Here's a working example:

import {adapt, managedwriter, protos} from "@google-cloud/bigquery-storage";

const projectId = 'project';
const datasetId = 'dataset';
const tableId = 'table';

/**
 * CREATE TABLE `project.dataset.table`
 * (
 *   id STRING NOT NULL,
 *   createdAt TIMESTAMP NOT NULL,
 *   updatedAt TIMESTAMP NOT NULL,
 *   PRIMARY KEY (id) NOT ENFORCED
 * );
 */

const writeClient = new managedwriter.WriterClient({projectId});
const destinationTable = `projects/${projectId}/datasets/${datasetId}/tables/${tableId}`;
const writeStream = await writeClient.getWriteStream({
  streamId: `${destinationTable}/streams/_default`,
  view: protos.google.cloud.bigquery.storage.v1.WriteStreamView.FULL,
});

const protoDescriptor = adapt.convertStorageSchemaToProto2Descriptor(
  {
    fields: [
      ...writeStream.tableSchema.fields,
      {
        name: '_CHANGE_TYPE',
        type: protos.google.cloud.bigquery.storage.v1.TableFieldSchema.Type.STRING,
      },
    ],
  },
  'root',
);

const connection = await writeClient.createStreamConnection({
  streamId: managedwriter.DefaultStream,
  destinationTable,
});
const writer = new managedwriter.JSONWriter({ connection, protoDescriptor });

const upsertConnection = await writeClient.createStreamConnection({
  streamId: managedwriter.DefaultStream,
  destinationTable,
});
const upsertWriter = new managedwriter.JSONWriter({ connection: upsertConnection, protoDescriptor });

Promise.resolve().then(async () => {
  const createdAt =  (+new Date)*1000;
  const id = `id${createdAt}`;

  writer
    .appendRows([{id, createdAt, updatedAt: createdAt }])
    .getResult().then(r => console.log(new Date, r))

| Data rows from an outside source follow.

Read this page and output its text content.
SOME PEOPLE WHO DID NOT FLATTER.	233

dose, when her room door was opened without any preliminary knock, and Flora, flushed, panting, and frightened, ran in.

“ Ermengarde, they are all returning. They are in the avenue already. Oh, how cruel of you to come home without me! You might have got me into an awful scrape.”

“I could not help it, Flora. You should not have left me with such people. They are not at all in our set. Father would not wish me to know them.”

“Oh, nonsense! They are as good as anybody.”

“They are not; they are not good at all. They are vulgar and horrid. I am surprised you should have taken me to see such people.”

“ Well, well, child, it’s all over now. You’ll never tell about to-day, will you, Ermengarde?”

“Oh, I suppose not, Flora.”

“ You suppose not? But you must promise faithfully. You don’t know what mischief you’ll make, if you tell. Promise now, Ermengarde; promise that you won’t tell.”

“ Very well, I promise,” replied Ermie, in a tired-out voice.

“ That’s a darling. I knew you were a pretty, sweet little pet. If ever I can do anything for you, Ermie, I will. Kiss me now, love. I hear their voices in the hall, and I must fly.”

  await new Promise(r => setTimeout(r, 500));

  upsertWriter
    .appendRows([{id, createdAt, updatedAt: (+new Date)*1000,  _CHANGE_TYPE: 'UPSERT'}])
    .getResult().then(r => console.log(new Date, r))
})

importantly, in my example there's a potential duplication of rows. writer will insert a row, but upsertWriter might also insert one, in some cases (observed in a larger deployment from several pods).

I would recommend anyone to avoid mixing up non-CDC and CDC writers within one application. Using the less-documented _CHANGE_TYPE: 'INSERT' if necessary.